Reflect on Your Constituents: It is important to step back and take time to reflect on your mission and your constituents, have either of those changed at the core? If not, stay the course and stick to your strategic policies, making necessary allowances but not allowing emotion to dictate your course.

Constructing a Task Force: Consider creating a crisis taskforce to share information and create smaller tactical teams to not only make decisions, but to search for cracks in the system. Crisis stress often exposes other issues that might have been hidden, unrelated to the current crunch. As you identify areas for attention, explore how faculty or staff can be redeployed. Allow people to help as they have bandwidth.

Balancing Empathy and Financial Realities: Empathy, care, and agility will be important throughout the process, but balancing this with financial realities will be a challenge. Are there opportunities to plan for lower yields as parents consider their own economic realities? Operationally, what waivers, modifications, and/or changes can be allowed for the long-term gain of student retention in absence of new student growth?
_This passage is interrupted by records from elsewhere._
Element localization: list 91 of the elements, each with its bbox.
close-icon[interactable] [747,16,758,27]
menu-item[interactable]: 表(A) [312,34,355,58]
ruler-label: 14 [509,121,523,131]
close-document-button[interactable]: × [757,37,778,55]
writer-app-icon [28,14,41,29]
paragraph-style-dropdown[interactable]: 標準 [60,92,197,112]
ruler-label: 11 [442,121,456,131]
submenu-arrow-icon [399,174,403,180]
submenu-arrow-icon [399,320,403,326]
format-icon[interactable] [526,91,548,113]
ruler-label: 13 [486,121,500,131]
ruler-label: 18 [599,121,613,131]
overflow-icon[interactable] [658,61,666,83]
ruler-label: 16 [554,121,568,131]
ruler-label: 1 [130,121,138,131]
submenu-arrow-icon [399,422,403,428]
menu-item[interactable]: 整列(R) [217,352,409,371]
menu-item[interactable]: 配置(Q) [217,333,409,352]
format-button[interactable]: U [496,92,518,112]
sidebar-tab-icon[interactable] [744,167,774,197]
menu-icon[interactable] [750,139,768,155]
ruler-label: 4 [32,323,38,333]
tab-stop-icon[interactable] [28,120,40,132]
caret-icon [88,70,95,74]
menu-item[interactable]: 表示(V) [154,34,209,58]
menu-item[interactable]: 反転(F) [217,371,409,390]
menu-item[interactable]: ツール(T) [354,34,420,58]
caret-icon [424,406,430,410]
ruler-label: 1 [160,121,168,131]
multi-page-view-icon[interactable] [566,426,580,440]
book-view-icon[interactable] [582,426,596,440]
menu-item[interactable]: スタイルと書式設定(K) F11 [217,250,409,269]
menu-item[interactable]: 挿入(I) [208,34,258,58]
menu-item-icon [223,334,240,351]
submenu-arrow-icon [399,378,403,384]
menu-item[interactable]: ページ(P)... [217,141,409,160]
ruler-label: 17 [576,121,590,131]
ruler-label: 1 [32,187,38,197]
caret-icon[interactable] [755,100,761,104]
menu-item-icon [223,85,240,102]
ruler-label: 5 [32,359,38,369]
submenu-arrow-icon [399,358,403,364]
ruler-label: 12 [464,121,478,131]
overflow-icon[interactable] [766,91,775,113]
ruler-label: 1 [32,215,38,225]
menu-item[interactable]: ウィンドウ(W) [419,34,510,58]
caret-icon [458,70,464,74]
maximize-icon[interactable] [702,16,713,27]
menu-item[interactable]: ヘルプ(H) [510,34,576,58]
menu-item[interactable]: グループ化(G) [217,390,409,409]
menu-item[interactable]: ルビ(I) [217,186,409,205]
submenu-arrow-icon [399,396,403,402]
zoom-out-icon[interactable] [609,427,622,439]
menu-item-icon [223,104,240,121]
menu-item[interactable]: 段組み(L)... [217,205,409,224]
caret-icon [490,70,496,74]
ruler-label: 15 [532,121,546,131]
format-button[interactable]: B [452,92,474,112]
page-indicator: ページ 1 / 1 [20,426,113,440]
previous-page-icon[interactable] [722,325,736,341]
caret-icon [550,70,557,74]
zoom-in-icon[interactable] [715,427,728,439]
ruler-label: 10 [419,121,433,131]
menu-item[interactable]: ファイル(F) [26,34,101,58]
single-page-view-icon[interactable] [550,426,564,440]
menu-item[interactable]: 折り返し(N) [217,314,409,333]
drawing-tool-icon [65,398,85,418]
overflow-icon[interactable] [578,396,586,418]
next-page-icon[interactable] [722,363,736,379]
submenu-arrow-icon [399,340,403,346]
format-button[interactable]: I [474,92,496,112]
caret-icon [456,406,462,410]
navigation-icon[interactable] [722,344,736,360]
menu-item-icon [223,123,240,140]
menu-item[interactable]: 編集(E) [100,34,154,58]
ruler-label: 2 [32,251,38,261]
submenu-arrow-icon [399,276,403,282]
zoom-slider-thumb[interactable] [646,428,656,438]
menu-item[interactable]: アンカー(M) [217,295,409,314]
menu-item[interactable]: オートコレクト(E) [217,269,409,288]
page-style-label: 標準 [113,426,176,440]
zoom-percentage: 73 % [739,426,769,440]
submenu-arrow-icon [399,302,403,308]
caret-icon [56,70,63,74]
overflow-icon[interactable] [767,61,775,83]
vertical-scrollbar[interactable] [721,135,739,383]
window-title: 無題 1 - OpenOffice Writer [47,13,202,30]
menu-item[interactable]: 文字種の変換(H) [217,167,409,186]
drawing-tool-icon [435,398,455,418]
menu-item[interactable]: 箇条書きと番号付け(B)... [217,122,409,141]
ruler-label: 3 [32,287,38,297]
Communication: When communicating with students and their families, as well as staff, communication should be often and specific. Be transparent but careful of your word choice, consider the legal implications and use of public relations strategies. And when possible share messages in video, giving a face to the message and to your institution.

 

BOARD ENGAGEMENT

When creating your communication plan, students, parents, faculty and staff will be at the forefront, but do not forget the importance of active communication and discussion with Board members. Many boards have a fiduciary responsibility to the school, and decisions made during this time will have a direct impact on the financial status of the institutions they serve.

Evaluating When to Change vs. When to Stay the Course: As uncertainty continues, the question often asked is “what we can do and what should we change?”. While each institution’s needs will be different during this time, changes should be strategic and based on necessity rather than emotions created from market volatility.

Reviewing Strategic Plans and Investment Policy Statements: This is a good time to review your strategic plan, which hopefully has taken into consideration the implications of a market cycle. When thinking about your endowment and the operating capital it is budgeted to provide, you may be tempted to make changes at this time. The spending policy should build in mechanisms to smooth payouts and weather market cycles. Spending policy should be made up of two components:

1) withdrawal rate

2) spending rate calculation

Each is put in place to sustain the long-term mission of your institution. If these mechanisms are present in your Spend Policy, then changes to your spend rate should only be made when your business requires additional liquidity that cannot be found elsewhere.